Gravado ainda durante o exílio em França, o segundo disco de José Mário Branco mantém o dedo firmemente no pulso da realidade social do Portugal que o renegou.
Se Mudam-se os Tempos, Mudam-se as Vontades havia revolucionado a cantiga popular portuguesa com o arrojo dos seus arranjos e a qualidade das suas letras (muitas delas escritas por Sérgio Godinho), Margem de Certa Maneira, lançado em 1972, é o escancarar completo das portas para tudo o que lhe sucedeu. Resgatado a partir de Crónica, um projeto que criou ao lado do escritor Álvaro Guerra e que não conseguiu resistir à censura prévia, José Mário Branco voltou ao Strawberry Studio, onde já tinha gravado o seu disco de estreia, munido de mais e melhores canções e músicos.
Em contraste com o disco anterior, que começa com uma gravação na Gare de Austerlitz e uma introdução musical (já aqui se pode sentir o lado encenador de José Mário Branco), Margem começa de forma muito mais direta, com as guitarras marciais de “Por Terras de França”. Um hino para todos os portugueses que, como Zé Mário, tiveram de se exilar no “Brasil do operário” em busca de uma vida melhor. Segue-se “Engrenagem” uma música sem qualquer paralelo relativamente ao que se fazia na altura. Cromornes (um instrumento de sopro renascentista que se assemelha à pega de um guarda-chuva) tocam a melodia de forma alternada, com a insistência robótica semelhante à maquinaria de uma fábrica. Por cima desta cacofonia, ouve-se talvez um dos slogans mais subversivos e menos subtis da carreira de Zé Mário, quando este canta “Vou meter um pauzinho na engrenagem”.

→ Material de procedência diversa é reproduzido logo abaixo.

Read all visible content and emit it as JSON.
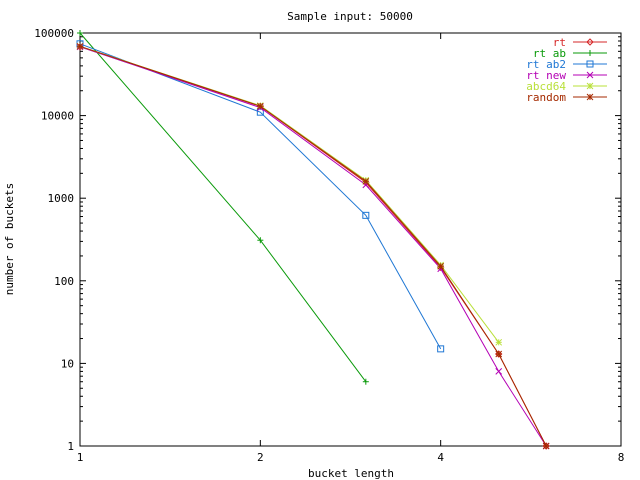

Este empoderamento é interrompido de forma brusca por “Aqui Dentro de casa” uma canção dilacerante sobre violência doméstica que gerou controvérsia dentro de uma esquerda que pregava justiça e igualdade fora de casa, mas que emulava as estruturas de poder que tentava abolir em casa. Esta mesma temática, sobre o abuso de poder e opressão do próximo, é explorada, com outros contornos, em “Cantiga da Velha Mãe e dos Seus Dois Filhos (Mãe Coragem)”, escrita por Sérgio Godinho e gravada pelo mesmo no seu disco de estreia Os Sobreviventes.
É difícil ouvir esta versão de “A Morte Nunca Existiu” mais despida e tocada de forma mais fria, sem a comparar com o arranjo superior e a entrega mais dramática que aparece em Ser Solidário. A letra, escrita por António Joaquim Lança, é talvez das mais belas que alguma vez saíram da boca de José Mário Branco. A acabar o disco com uma nota de esperança, segue-se “Eh! Companheiro”, também escrita por Sérgio Godinho, uma canção sobre comunidade e o poder desta para ultrapassar as adversidades da vida.
Mesmo sendo um disco muito atento ao seu tempo, as temáticas que este explora reverberam ainda hoje (a violência de género, a imigração, a estratificação de uma sociedade esmagada pelo grande Capital). No entanto, mais do que um bálsamo para tempos conturbados, Margem de Certa Maneira é um álbum profundamente inventivo e arrojado que, juntamente com Cantigas do Maio e Os Sobreviventes pautaram o espírito da canção portuguesa nas vésperas da Revolução de Abril.